空我「めんどくさいな……」
「……朝、か」
自分の部屋にて、俺は目を覚ました。
昨日はいろんな意味で散々だった。
ただ原作を眺めようとしていたら訳の解らん転生者3人組に言い掛かりをつけられて襲われる。
まあ、また別の転生者……長谷部龍平に手伝ってもらったお陰で事なきを得たが。
っつか、やっぱ転生者は結構多いようだ……やれやれ、これは非常にめんどくさい事になりかねない。
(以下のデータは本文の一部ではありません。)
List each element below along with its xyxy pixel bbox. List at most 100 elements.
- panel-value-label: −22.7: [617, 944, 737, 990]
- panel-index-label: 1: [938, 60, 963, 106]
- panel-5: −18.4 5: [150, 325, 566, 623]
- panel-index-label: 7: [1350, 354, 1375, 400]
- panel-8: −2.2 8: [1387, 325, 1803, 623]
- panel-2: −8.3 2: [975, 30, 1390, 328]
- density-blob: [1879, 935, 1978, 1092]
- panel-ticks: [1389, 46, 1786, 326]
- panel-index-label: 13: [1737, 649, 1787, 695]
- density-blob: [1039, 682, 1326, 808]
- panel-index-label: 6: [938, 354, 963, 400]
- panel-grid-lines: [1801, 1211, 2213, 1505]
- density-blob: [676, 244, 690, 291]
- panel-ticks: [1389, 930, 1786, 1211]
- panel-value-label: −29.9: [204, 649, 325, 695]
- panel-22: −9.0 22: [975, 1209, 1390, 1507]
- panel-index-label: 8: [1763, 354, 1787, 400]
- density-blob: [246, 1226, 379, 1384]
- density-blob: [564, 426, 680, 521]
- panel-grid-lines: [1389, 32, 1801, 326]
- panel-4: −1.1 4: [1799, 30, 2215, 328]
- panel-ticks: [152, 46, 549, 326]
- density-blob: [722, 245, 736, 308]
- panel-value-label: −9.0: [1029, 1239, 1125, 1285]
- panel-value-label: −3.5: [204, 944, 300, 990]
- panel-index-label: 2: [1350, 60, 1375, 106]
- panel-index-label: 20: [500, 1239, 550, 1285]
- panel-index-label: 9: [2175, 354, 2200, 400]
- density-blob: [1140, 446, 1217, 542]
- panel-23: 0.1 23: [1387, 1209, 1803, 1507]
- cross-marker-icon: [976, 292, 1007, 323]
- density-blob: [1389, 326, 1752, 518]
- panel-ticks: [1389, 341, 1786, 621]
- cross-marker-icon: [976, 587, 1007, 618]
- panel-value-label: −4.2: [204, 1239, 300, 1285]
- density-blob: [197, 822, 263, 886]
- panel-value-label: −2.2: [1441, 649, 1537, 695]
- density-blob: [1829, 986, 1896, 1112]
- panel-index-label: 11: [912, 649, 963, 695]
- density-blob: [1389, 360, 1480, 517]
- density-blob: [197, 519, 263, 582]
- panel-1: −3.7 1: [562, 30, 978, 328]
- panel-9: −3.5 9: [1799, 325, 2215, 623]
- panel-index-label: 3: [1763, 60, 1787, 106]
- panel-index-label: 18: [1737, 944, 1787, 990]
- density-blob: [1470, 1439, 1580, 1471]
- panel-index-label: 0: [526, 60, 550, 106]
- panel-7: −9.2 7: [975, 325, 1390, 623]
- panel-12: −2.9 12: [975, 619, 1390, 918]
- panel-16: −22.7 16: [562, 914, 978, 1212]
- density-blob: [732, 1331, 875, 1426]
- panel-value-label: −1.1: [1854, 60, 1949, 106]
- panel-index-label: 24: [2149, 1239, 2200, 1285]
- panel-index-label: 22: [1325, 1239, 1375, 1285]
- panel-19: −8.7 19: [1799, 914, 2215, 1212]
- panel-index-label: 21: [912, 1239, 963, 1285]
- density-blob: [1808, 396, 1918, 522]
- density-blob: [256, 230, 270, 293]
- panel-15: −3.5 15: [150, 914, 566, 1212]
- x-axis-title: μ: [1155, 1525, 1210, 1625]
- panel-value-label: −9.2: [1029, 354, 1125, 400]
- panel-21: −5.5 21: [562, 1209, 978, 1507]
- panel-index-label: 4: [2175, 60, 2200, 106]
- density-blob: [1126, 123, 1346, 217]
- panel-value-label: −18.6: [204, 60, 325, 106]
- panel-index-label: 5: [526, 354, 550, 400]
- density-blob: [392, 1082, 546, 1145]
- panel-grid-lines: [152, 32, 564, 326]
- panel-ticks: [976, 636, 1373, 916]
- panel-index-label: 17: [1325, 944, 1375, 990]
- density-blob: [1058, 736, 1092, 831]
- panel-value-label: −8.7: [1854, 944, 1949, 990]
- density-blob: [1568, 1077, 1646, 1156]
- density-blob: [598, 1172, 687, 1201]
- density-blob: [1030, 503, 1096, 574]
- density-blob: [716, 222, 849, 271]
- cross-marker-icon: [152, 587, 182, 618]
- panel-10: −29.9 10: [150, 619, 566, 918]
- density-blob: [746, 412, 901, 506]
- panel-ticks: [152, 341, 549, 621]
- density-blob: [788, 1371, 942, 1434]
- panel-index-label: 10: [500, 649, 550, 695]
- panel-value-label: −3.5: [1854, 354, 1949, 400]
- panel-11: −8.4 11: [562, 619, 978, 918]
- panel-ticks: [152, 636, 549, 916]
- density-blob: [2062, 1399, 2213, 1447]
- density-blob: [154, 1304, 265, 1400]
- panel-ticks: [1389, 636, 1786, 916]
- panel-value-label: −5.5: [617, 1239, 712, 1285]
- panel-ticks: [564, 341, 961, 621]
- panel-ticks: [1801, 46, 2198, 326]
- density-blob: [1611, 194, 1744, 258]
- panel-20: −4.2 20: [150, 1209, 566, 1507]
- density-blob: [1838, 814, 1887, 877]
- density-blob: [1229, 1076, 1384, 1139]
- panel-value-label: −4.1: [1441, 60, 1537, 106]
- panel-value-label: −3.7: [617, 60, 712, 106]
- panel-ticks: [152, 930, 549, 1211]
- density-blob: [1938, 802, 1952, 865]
そう考えながらも、服を着替えてリビングに行き、家族と一緒に朝飯を食う。
考えてみると、転生者には大体2つほど勢力が存在すると思われる。
まずは、原作を知っているにしろ知らないにしろ、何らかの理由で原作介入を積極的に行う奴。神楽とかがこれに当たるだろう。
そしてもう1つが、原作を尊重、もしくはめんどくさがりの為に介入しない奴等。俺とかがこちらに入るだろう。
そしてそれぞれの中に、穏健派と過激派が存在するはず。
この2つは名前のまんま、他の転生者を目の敵にするかしないか、だ。
いつも通りの家族とのやりとりを終え、通学路を歩く。
一見、本当に前世と変わらないいつもの世界だ。
だけどその裏で結構ヤバい事件起きまくってんだぜ?信じにくいよな。
そんな事も思ったりしながら、学校に着く。なのはさんはまだ来ていない、じゃあ今の内に早速昼寝と洒落込みますか。
「来て早々に寝ようとするってのはどうなのよ」
……見事妨害されました。おのれアリサ・バニングス。
「良いじゃん別に……」
「良くないわよ」
「俺は夜型なんだ、マジで勘弁」
なんて言っていると。
「おはよー!」
「おはよーでやんすよーアリサちゃんに空我ー!」
……はあ、来ちゃったよ……。
「よー、なのはにモテない王子ー」
「地味にヘコむー!」
俺の隣の席の魔王に、騒がしい茶髪ツンツン頭。
もうこれだけで俺の昼寝時間が無くなる事が確定である。
「何だろ、今失礼な事を思われた気がしたの」
「気のせいだね」
そう、なのはの気のせいだ。
俺は何もやましい事はしていない。
してはいないのだ。
……そうそう、さっきのグループ分けの話だけど。
実は完全に2つに分かれる、というと嘘になる。
考えたくはないが、かといって完全に居ないとは言い切れないグループ。
原作崩壊派だ。
要するに、原作の流れをことごとくぶち壊そうとする奴等。
原作主要キャラの殺害などをやりかねない奴等だ。
……幸い、まだそういう奴等にはお目にかかっていない。が、いつ会うか解ったもんではない。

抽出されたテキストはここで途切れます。